Kanchi Narayan Mohanty is a writer, poet, short story writer, playwright, lyricist, dramatist, off-screen voice over artist, radio contributor and literature personality. He writes in Odia, English, Bengali Hindi.

== Early life ==
He was born on 14 April 1956 to Late Gopal Charan Mohanty and Smt. Nishamani Mohanty in Noda Goan at Govindpur police station in the Cuttack district in the Indian state of Odisha.

After completing class VII, he was admitted to Saraswata Vidyapitha, in the Biratunga village of the Puri district. There he was inspired by a teacher, Shri Shyama Sunder Nanda. He took first prize in an essay competition organized by the Odisha student council.

He earned his Bachelors in Commerce from Utkal University. After completing graduation from Ravenshaw university he started his professional career as an auditor in the finance department of the Odisha government in 1984. He retired from government services as an audit officer to become a writer, and now works in the fields of literature, radio, TV script writing, and translation work.

== Career ==
His wrote stories, features, humor and poems published in Hindu Chetana, The Samay, The Prajatantra, and other magazines. He was creatively inspired by his uncle, Srijukta Durga Charan Mohanty, a writer and Odisha Sahitya Academy awardee in 1965.

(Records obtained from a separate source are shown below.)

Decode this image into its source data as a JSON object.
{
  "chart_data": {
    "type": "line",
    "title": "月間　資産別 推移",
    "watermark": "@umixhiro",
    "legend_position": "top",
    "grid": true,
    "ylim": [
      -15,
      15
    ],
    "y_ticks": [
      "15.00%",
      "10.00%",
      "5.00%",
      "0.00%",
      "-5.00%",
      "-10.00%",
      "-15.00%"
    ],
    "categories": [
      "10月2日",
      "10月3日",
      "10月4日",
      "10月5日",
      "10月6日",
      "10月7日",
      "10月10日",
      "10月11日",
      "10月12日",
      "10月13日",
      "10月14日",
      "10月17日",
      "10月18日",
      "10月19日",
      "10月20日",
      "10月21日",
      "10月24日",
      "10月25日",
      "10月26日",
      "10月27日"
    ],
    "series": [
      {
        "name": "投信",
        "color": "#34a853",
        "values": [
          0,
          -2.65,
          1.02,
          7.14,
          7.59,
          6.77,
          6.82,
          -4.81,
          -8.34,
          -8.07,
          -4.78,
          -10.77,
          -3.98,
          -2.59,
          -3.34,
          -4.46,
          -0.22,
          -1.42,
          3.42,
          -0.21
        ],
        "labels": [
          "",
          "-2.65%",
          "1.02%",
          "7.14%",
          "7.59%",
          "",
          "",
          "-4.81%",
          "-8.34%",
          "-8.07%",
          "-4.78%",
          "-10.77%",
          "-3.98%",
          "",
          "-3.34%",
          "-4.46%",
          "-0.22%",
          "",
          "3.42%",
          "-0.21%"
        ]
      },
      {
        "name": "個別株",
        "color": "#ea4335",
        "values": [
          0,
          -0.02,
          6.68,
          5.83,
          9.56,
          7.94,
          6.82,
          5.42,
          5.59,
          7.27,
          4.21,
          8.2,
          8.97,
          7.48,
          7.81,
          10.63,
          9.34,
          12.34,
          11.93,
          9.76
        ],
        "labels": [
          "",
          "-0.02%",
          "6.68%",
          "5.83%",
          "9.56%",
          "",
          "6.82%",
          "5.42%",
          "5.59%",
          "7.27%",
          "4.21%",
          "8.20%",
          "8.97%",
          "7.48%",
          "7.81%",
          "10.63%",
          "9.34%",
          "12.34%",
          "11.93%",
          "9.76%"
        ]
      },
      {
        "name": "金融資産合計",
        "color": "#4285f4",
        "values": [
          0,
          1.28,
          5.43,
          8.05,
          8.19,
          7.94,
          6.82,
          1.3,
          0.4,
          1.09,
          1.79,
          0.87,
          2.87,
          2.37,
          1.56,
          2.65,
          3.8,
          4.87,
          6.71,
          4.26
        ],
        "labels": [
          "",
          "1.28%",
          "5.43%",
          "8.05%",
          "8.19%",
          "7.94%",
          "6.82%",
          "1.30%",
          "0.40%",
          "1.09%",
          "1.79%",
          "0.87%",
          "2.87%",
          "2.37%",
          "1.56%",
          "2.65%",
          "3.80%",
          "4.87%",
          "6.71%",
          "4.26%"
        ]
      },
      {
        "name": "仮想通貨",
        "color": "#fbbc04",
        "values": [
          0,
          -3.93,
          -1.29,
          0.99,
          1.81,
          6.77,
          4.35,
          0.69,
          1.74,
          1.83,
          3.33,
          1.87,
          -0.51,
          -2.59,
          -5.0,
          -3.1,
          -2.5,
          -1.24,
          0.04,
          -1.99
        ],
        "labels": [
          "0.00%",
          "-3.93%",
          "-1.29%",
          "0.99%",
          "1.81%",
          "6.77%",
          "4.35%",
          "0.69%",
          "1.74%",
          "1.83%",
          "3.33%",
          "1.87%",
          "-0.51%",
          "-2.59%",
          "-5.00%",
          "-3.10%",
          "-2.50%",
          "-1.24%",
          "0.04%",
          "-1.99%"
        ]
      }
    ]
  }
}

He is an impaneled B+, drama voice of the All India Radio Cuttack station and an approved off-street voice of the DD Odia – a channel of Doordarshan, India's public service broadcast, in Bhubaneshwar. He wrote dialogue for the TV serial "Sankha Sindhura," and has also published at least 45 books of his own writing glorifying children's literature and the intellectual horizon. He scripts his works in Odia, English, Bengali & Hind

== Recognition ==
He has received at least 30 literary awards in various fields.

- He was honoured in the centenary celebrations of Banikantha Nimain Harichandan in 2001.
- He received the Brajamohan memorial honour in 2014 for his overall career.
- He won the state level children literature Award in 1982 and 1984.

== Bibliography ==

1. Upagalpa Shataka -published by Satyanarayan Bookstore
2. Kalajayi Prashna-Uttara -published by Satyanarayan Bookstore
3. Gandhi Mahatma -published by Friends Publisher
4. Chaturbidha Sadhanasiddha Mahapurusha Niigamananda -published by Satyanarayan Bookstore
5. Banikantha Nimai Harichandan -published by Odisha Bookstore
6. SriPurushottama Chala Jiba -published by Ananya Publications.